The opinion of the Court was delivered by
Rogers, J. —A promise to pay a debt by an insolvent debtor, which existed before his discharge, creates a new contract, upon which suit may be brought; the previous indebtedness being a good consideration for the new promise. Earnest v. Parke, (4 Rawle, 452.) And this is the cause of action in the declaration, inartificially set out it is true, but still so explicit and certain, as to be good after verdict; for a verdict aids a title, defectively set out, but not a defective title. (1 Bur. 301, 2 Bur. 1159.) The question whether the evidence supports the declaration, does not properly arise, as no objection of that kind was taken at the trial; and if it had been, the plaintiff would have had leave to amend. We give no opinion as to any illegality, or supposed want of consideration for the new promise, as that may become a subject for investigation hereafter.
The plaintiff offered in evidence, a copy of an assignment made by Moses Thomas to Alexander M'Causland, dated the 4th January, 1834, and annexed to his petition for the benefit of the insolvent laws. Previous to this offer, he proved that Alexander M'Causland was the assignee named in the assignment, and that he never accepted it; and further, that a notice was served on Mr. Ingraham, to which ho made no objection, in the following words:
*499“William Hodgson v. Moses Thomas, District Court, March term, 1836, No. 463.
“ Dear Sir,
Please take notice, that you are required to produce upon the trial of this cause, the assignment of the defendant of the 4th January, 1834.
Yours, &c.
A. H. Hamilton, A.tt’y for plaintiff. To Edward D. Ingraham, Esq. Att’y for defendant.'”

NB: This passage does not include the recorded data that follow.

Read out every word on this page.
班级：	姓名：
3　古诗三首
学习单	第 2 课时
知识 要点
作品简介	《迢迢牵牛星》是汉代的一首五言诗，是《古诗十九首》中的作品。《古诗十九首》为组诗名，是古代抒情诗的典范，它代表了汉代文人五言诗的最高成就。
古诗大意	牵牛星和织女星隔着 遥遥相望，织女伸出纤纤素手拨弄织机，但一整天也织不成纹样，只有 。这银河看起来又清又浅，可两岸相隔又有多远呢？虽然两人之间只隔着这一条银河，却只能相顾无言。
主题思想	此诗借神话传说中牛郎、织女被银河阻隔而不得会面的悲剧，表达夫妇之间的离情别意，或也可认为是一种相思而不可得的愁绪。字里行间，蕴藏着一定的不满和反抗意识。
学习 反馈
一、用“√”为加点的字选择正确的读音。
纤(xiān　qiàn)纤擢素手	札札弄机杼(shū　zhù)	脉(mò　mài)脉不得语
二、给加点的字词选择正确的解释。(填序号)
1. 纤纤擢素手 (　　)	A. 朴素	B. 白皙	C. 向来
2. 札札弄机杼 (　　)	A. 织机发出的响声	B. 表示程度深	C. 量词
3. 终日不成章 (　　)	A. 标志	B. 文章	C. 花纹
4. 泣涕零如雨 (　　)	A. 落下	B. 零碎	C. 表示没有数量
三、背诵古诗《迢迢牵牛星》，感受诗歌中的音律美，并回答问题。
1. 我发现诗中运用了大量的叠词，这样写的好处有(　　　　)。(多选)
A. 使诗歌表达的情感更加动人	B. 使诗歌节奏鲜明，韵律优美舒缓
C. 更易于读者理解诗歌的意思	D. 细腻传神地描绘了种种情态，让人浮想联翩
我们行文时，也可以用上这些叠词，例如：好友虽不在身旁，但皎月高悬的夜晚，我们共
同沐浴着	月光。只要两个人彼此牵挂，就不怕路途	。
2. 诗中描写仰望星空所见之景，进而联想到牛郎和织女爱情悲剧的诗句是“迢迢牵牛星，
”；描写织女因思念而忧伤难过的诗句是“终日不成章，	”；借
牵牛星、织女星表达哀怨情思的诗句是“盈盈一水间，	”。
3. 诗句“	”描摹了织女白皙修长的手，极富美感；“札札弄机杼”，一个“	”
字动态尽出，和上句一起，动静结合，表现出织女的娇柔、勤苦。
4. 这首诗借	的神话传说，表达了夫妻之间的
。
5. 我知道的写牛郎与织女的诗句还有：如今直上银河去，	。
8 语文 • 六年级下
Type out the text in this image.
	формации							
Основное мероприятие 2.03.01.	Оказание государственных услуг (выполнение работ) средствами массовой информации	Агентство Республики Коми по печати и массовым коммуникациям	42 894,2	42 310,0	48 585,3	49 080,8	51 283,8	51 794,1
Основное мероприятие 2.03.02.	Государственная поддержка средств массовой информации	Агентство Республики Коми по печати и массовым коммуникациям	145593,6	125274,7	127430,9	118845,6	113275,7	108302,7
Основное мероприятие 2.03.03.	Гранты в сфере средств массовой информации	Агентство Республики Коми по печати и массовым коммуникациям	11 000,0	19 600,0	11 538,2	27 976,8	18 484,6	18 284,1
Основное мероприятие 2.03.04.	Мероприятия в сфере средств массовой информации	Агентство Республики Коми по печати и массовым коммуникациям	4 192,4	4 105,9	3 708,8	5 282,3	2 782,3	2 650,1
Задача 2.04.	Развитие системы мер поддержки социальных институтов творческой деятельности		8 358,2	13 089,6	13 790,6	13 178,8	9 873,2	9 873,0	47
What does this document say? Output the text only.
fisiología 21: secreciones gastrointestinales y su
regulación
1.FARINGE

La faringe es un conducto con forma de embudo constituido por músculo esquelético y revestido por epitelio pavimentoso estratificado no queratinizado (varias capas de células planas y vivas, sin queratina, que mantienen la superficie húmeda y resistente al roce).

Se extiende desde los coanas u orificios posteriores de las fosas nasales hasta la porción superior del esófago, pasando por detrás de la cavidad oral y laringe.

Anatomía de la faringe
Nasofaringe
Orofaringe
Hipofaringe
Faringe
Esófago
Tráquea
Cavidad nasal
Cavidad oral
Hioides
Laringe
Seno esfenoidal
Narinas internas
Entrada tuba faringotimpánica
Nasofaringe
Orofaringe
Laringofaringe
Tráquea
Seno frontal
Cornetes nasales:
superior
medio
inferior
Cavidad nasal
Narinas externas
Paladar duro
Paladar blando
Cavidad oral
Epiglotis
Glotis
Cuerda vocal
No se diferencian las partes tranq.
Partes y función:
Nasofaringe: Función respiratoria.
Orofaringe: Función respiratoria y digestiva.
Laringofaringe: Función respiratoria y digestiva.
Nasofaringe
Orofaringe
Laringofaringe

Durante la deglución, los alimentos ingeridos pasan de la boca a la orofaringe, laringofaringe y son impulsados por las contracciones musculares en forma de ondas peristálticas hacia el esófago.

The presumption was, after proof that the assignee refused to accept the assignment, that the original assignment was in the possession, or under the power and control of either Thomas or his counsel. Nor is there any force in the other objections, that there was no proof, that it was a true copy, or that the original was ever executed, or if executed was lost. There is abundant proof of every particular which is required. It must be taken to be a true copy, as it is so stated by the defendant himself in his petition; and it is equally certain that the assignment was executed, as it was recorded in the recorder’s office; and whether it was lost, or in the possession of Moses Thomas, was entirely immaterial. It appears that the assignment, though not accepted by the assignee, was after its execution, recorded; and a doubt has been stated, whether a copy, unless it be a certified copy, can be received, as not being the best evidence in the power of the party. But this point we decline to decide, as we are of opinion with the plaintiff in error on another ground. The notice refers to an assignment by the defendant of the 4th of January, 1834, but omits to state what is surely material, to whom the assignment was made, or what was the nature of it. Its identity is only shown by its date,- and the allegation that it was an assignment made by Moses Thomas. It is absolutely necessary that the notice should describe the paper with reasonable certainty. Rose & al. v. King & al. (5 Serg. Rawle, 241.) I lay no stress on the point that the notice was served on the attorney, although the original may have been in the possession of the principal; as if any difficulty was intended to be made, it should have been suggested at the time the notice was served. Some doubts were entertained whether the copy referred to in the petition, may not, as against the petitioner, be viewed in the light of an original paper. On reflection, however, we have come to the conclusion that it was but secondary evidence, and not receivable, without notice in due form to produce the original assignment. On the ground of the want of sufficient certainty in the notice, the judgment is reversed and a venire de novo awarded.
Judgment reversed, and a venire de novo awarded.